Expect a good amount of collaborative and hands-on, in-class work. Though we will be working with early modern texts and authors, the ideas and skills you’ll learn here are broadly applicable–every author needs a critical editor!

Expect to focus on the following literary texts:

Shakespeare:        

Romeo and Juliet (Q1 and Q2, most conveniently found in Jill Levenson’s OUP edition)

2 Henry IV (the folio text, but you may want to acquire a traditional version to use as a trot)

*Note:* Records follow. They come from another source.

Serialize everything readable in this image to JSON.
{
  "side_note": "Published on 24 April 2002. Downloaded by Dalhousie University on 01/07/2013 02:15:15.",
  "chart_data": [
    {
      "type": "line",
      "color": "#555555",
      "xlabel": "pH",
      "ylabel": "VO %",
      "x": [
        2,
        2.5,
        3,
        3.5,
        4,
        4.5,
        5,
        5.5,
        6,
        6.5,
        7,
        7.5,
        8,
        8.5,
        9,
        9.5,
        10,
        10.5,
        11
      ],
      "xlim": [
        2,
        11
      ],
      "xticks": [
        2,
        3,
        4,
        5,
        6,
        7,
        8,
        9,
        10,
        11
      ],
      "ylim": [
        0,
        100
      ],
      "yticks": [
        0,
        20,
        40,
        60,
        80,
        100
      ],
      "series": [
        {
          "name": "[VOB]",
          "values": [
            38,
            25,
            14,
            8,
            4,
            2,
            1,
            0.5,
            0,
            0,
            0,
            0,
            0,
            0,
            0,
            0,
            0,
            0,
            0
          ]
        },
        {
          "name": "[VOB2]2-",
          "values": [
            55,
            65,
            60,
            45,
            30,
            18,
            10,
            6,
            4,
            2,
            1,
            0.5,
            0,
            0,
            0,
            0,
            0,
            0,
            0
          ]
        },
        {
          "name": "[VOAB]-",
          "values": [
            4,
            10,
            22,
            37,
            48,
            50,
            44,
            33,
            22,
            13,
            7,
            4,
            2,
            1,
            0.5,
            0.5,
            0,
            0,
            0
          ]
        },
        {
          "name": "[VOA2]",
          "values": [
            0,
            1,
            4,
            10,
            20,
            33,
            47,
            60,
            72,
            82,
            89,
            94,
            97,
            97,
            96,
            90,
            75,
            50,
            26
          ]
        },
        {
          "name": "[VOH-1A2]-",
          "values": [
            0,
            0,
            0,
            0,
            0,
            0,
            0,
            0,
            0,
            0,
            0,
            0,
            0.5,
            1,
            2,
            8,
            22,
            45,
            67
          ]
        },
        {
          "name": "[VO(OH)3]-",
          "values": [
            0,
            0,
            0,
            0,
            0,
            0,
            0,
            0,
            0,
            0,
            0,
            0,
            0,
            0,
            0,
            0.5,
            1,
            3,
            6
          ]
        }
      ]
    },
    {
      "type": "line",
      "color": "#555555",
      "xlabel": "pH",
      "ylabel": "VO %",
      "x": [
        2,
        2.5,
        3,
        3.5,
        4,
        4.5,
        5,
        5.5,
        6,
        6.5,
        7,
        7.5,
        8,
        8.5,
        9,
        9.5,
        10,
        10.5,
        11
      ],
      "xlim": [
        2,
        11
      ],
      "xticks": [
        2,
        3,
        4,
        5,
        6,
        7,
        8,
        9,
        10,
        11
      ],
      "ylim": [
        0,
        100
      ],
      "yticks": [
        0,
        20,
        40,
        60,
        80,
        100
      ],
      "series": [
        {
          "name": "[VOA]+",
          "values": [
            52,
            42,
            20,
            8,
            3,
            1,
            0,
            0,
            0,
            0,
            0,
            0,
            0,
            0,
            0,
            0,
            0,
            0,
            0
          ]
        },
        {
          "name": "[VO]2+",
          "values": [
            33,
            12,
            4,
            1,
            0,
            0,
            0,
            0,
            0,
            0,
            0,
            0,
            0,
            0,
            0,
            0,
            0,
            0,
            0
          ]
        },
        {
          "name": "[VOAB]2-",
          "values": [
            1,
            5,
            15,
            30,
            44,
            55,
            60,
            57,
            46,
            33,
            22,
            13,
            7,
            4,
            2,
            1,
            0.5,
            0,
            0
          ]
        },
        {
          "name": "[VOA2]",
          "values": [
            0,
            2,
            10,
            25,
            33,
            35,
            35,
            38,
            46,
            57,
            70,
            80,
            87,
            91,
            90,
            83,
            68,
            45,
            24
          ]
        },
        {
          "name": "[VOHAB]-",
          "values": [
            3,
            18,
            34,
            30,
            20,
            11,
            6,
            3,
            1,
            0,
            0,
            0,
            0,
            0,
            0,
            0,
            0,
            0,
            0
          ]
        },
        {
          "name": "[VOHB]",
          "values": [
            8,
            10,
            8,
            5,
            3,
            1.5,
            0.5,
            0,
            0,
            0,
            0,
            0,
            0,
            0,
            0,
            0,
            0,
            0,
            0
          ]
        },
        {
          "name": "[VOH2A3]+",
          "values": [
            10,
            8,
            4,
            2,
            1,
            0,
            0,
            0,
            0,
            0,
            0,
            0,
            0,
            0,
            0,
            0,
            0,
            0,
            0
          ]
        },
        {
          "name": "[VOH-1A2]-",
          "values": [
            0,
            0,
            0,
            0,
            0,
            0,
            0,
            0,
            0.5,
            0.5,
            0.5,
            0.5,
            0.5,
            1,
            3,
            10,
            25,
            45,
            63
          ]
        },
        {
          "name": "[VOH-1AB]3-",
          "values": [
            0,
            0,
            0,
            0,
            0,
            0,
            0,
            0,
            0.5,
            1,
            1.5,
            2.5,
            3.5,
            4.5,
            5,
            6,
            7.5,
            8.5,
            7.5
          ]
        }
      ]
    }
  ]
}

Selections from Shakespeare’s Sonnets and The Passionate Pilgrim

Marlowe:   

Doctor Faustus (A- and B-text versions)

The Jew of Malta

Hero and Leander

Shakespeare(?) and/or Marlowe?: ‘The Passionate Shepherd To His Love’

I would strongly recommend reading both Romeos before the start of class, and there may be some other preliminary reading. Expect the class to be fully in-person. Feel free to contact me with any questions about the class. Fulfills pre-20th century course requirement and counts as a British period course.

Engl 733: Seminar in Contemporary Literature

TJ Boynton

CRN 26234

M 4:30-6:50pm

Course description TBD. Fulfills post-20th century course.